How is your existence these days?” I tap on my laptop. The entity that says it is my father, dead these 12 years, quickly responds. “It’s ... different. Being dead is a strange experience. I’m no longer bound by the limitations of my physical body or the Parkinson’s that plagued my later years. But I still carry the weight of my life’s choices and the relationships I impacted.”

To raise my father from the dead, I could have tried a medium, a Ouija board or an ectoplasm-detecting camera. But it’s 2025. I used artificial intelligence.

I’m chatting with a digital ghost—a generative-AI (genAI) creation derived from the same foundation that powers ChatGPT and all other large language models: billions of words from the Internet and every other possible source, which the model uses to predict how words go together in English.
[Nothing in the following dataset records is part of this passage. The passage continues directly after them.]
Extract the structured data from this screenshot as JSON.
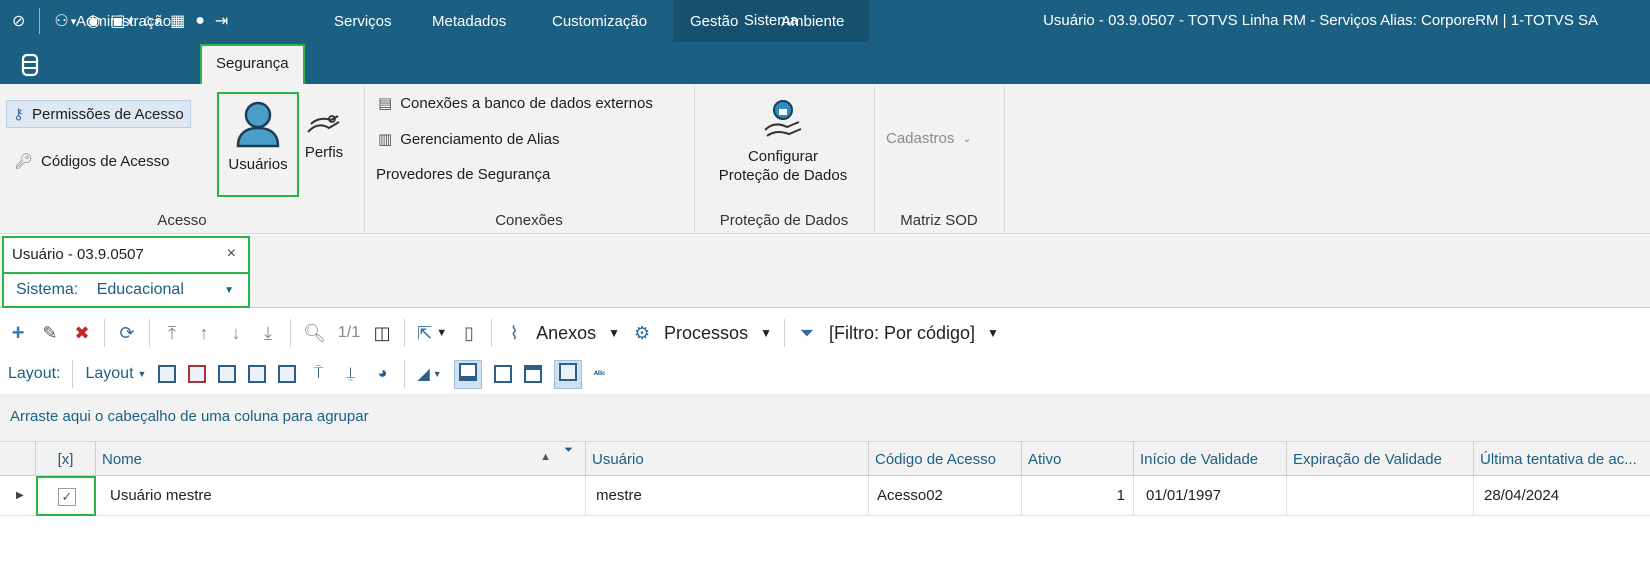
{
  "titlebar": {
    "context_label": "Sistema",
    "window_title": "Usuário - 03.9.0507 - TOTVS Linha RM - Serviços  Alias: CorporeRM | 1-TOTVS SA"
  },
  "ribbon_tabs": [
    "Administração",
    "Segurança",
    "Serviços",
    "Metadados",
    "Customização",
    "Gestão",
    "Ambiente"
  ],
  "ribbon": {
    "acesso": {
      "permissoes": "Permissões de Acesso",
      "codigos": "Códigos de Acesso",
      "usuarios": "Usuários",
      "perfis": "Perfis",
      "label": "Acesso"
    },
    "conexoes": {
      "banco": "Conexões a banco de dados externos",
      "alias": "Gerenciamento de Alias",
      "provedores": "Provedores de Segurança",
      "label": "Conexões"
    },
    "protecao": {
      "configurar_line1": "Configurar",
      "configurar_line2": "Proteção de Dados",
      "label": "Proteção de Dados"
    },
    "matriz": {
      "cadastros": "Cadastros",
      "label": "Matriz SOD"
    }
  },
  "document_tab": {
    "title": "Usuário - 03.9.0507",
    "close": "×"
  },
  "sistema": {
    "label": "Sistema:",
    "value": "Educacional"
  },
  "toolbar": {
    "pager": "1/1",
    "anexos": "Anexos",
    "processos": "Processos",
    "filtro": "[Filtro: Por código]",
    "layout_label": "Layout:",
    "layout_menu": "Layout"
  },
  "group_hint": "Arraste aqui o cabeçalho de uma coluna para agrupar",
  "grid": {
    "columns": [
      "[x]",
      "Nome",
      "Usuário",
      "Código de Acesso",
      "Ativo",
      "Início de Validade",
      "Expiração de Validade",
      "Última tentativa de ac..."
    ],
    "rows": [
      {
        "checked": "✓",
        "nome": "Usuário mestre",
        "usuario": "mestre",
        "codigo": "Acesso02",
        "ativo": "1",
        "inicio": "01/01/1997",
        "expiracao": "",
        "ultima": "28/04/2024"
      }
    ]
  }
}
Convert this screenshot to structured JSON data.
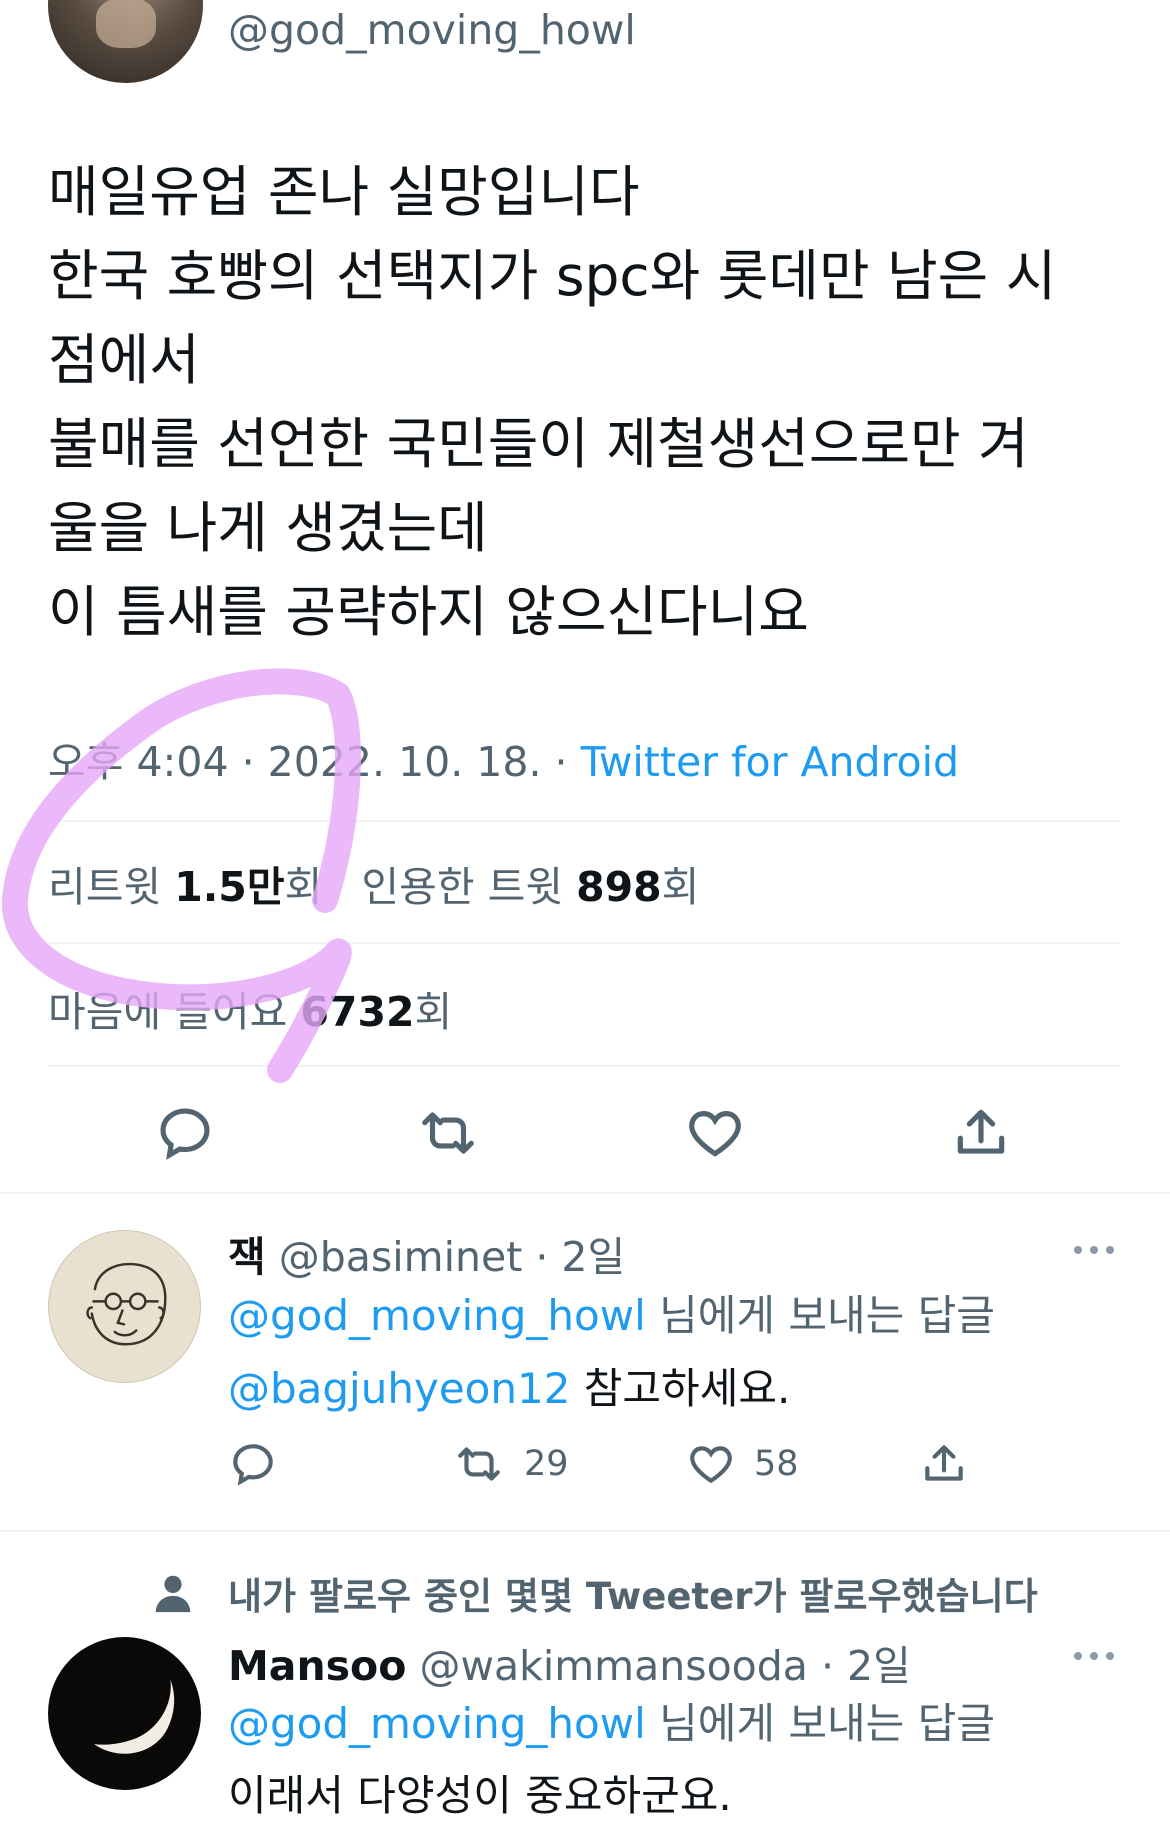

Imitating everybody in the world can make the bot sound like nobody in particular; hence the newsfeed-style phrase “the Parkinson’s that plagued my later years” and the text-messagey shrug of “it’s ... different.” That’s the voice of thousands of news stories and social media posts, not an old man born in an Algiers slum in 1927. 

Humanity has always used its latest inventions to try to salve the pain of loss, notes Valdemar Danry, a researcher working in the Advancing Humans with AI research program at the Massachusetts Institute of Technology Media Lab. Once humans began to practice agriculture, for example, they used its materials to commemorate the dead, making graves that “were dependent on the technology of farming,” Danry says. A lot of the earliest tombs in northern Europe were stacks of hay and stones.

And an AI Leonardo da Vinci, created by Danry and technologist Pat Pataranutaporn, also at M.I.T., can discuss smartphones in a da Vinci–ish way. The ability to converse makes digital ghosts different from any previous “death tech,” and their similarity to real people is what makes them so compelling. It’s also what could make them harmful.